Key words: water cycle, physically based modeling and simulation, SWAT, GIS interface, data assimilation, land use change, climate change


Computational Biomechanics (Dr. Matthew McCullough)

The field of musculoskeletal biomechanics is gaining importance as the number of
individuals in need of orthopedic procedures is on the rise. The development of cutting edge devices and materials have generated a need to better understand the impact on the human body.

Computational analysis, built upon solid mathematical theory is ready to address many concerns. In particular research projects within this area will focus on computational based medical device design and analysis, as well as modeling bone physiological response. More specifically students will used finite element analysis, a robust modeling platform, to design and test screws, plates, and pins.
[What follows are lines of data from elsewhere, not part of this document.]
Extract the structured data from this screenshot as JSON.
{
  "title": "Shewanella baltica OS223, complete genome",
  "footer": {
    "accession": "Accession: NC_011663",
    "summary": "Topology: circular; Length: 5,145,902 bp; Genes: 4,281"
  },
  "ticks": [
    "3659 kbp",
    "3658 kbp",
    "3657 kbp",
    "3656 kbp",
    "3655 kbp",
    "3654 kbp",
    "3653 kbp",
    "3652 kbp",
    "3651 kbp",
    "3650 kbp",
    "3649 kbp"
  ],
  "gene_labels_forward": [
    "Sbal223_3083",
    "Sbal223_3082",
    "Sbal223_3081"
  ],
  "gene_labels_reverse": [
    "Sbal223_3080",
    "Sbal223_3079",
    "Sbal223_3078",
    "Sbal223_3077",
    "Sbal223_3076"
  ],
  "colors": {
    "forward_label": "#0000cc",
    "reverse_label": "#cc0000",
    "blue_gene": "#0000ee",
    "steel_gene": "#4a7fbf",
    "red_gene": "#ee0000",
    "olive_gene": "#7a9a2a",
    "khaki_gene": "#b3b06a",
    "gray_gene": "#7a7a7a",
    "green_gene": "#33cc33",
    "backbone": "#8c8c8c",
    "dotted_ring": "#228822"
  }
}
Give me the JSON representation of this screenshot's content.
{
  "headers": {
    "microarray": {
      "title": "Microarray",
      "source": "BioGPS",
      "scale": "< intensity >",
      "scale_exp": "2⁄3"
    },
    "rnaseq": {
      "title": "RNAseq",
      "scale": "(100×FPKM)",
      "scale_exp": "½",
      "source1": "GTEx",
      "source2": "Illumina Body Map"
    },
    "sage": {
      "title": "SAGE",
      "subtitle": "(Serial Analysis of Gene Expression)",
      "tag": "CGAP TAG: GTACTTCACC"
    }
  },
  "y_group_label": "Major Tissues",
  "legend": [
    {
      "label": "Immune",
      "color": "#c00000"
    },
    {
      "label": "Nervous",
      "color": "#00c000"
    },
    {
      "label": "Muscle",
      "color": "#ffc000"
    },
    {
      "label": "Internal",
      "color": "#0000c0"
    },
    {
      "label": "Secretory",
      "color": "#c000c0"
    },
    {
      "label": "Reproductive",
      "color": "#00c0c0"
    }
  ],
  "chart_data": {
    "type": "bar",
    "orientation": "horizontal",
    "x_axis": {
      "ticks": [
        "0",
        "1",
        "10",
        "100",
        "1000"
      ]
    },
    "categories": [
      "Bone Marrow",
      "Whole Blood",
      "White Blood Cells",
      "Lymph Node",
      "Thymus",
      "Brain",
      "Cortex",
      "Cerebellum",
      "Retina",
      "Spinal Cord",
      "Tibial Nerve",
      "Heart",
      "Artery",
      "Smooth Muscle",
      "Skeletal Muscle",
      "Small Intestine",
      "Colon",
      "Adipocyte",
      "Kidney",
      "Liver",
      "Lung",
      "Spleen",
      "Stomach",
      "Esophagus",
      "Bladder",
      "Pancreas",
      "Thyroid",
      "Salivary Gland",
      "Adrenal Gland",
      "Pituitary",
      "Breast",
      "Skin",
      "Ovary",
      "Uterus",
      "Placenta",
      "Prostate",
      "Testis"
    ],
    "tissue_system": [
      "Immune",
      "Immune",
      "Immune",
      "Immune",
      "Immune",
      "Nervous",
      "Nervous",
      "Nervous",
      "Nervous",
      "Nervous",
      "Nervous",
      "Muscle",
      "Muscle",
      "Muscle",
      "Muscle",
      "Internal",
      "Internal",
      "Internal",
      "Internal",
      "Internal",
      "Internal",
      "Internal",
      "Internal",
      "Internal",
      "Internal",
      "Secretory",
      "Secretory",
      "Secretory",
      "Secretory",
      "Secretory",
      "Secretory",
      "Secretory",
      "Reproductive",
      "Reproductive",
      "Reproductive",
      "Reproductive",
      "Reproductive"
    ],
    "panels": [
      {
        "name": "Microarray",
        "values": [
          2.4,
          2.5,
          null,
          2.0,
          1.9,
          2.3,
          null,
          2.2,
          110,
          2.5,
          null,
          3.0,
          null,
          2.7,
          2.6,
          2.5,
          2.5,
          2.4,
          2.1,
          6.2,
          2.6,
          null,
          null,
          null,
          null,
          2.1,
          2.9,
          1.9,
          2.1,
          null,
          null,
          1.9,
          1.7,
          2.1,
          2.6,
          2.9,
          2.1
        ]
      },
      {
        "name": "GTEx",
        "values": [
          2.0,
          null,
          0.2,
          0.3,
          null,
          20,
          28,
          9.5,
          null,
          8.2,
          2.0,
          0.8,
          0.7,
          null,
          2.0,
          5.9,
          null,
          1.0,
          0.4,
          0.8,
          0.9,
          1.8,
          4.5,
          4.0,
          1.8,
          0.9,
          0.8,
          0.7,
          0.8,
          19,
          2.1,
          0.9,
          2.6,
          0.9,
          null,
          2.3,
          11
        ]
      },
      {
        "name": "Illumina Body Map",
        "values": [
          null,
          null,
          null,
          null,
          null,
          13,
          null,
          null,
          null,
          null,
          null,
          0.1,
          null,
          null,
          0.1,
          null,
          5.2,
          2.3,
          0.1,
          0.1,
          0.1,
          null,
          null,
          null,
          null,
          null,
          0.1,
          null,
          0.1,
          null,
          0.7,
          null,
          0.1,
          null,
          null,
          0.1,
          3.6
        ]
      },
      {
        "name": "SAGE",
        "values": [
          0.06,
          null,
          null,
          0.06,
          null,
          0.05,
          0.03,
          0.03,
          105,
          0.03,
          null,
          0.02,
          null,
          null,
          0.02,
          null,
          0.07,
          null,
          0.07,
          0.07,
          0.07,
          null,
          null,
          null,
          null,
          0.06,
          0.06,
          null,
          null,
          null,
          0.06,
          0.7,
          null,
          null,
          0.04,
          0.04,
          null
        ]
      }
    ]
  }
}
They will come away with key modeling skills that will be applicable in numerous areas.


Modeling Donor Behavior in Non-Profit Food Distribution Organizations (Dr. Lauren Davis)

Non-profit food distribution (NPFD) organizations provide food to charitable agencies that serve the food insecure population. NPFDs primarily obtain food through donations from large retail stores, local manufacturers, farmers, community serving organizations and concerned citizens. Food donations vary significantly in quantity and frequency, which makes inventory management and distribution activities challenging. Furthermore, food need is much higher than food supply, which implies policies for food allocation among charitable agencies must be fair.

The aim of this project is to develop computer-based modeling tools that characterize the NPFD operating environment. Of specific interest is characterizing the behavior of supply and demand, developing tools to visualize the operating environment, and evaluating the effectiveness of several food distribution policies given uncertainty in supply and demand. The primary summer work consists of analyzing large-scale datasets of supply and demand, developing statistical models that describe the supply and demand behavior, and developing and testing a simulation model of the operating environment.


Using Computational intelligence for Building Energy Efficiency (Dr. Nabil Nassif)

We are currently working on the development of centralized building energy solutions using computational intelligence and advanced data analysis methods. Our approach takes advantage of the large amount of data available from the building automation system (BAS) in order to model, assess, control, diagnose, and optimize the design and operation of building energy systems using twenty buildings on NCAT campus. Energy solution tools are (1) energy performance assessment tool, (2) fault detection and diagnosis, (3) total performance optimization tool, and a central plant optimization tool.

For example, the energy performance assessment tool EPAT will provide measurements and assessments of the overall system and subsystem performance. Those interactive tools built within the framework of the MATLAB GUI will improve participant’s learning by connecting the knowledge and scientific methods taught in the courses to real-life problems. Our team is developing three types of modeling: (1) forward models based on engineering principles, (2) data-driven models, and (3) new gray box models (a combination of physical and data-driven models with a self-learning capability).


Nondestructive Testing (Dr. Mannur Sundaresan)

Thermographic nondestructive evaluation is a rapid diagnostic technique used foridentifying damage in composite aircraft structures. While this technique is quite successful in quickly identifying defects, there is considerable scope for increase in resolution and accuracy through improved image processing, incorporation of various corrections, and through computational simulations.

The objective of the research is to automate this process such that a technician with minimal training will be able to reliably measure the severity of damage and assure the safety of flight structures. New developments in the last three years in our laboratory has introduced several advancements to the technique, and extended the range as well as the accuracy of thermographic NDE technique. The technique is being validated and further improvements are being introduced.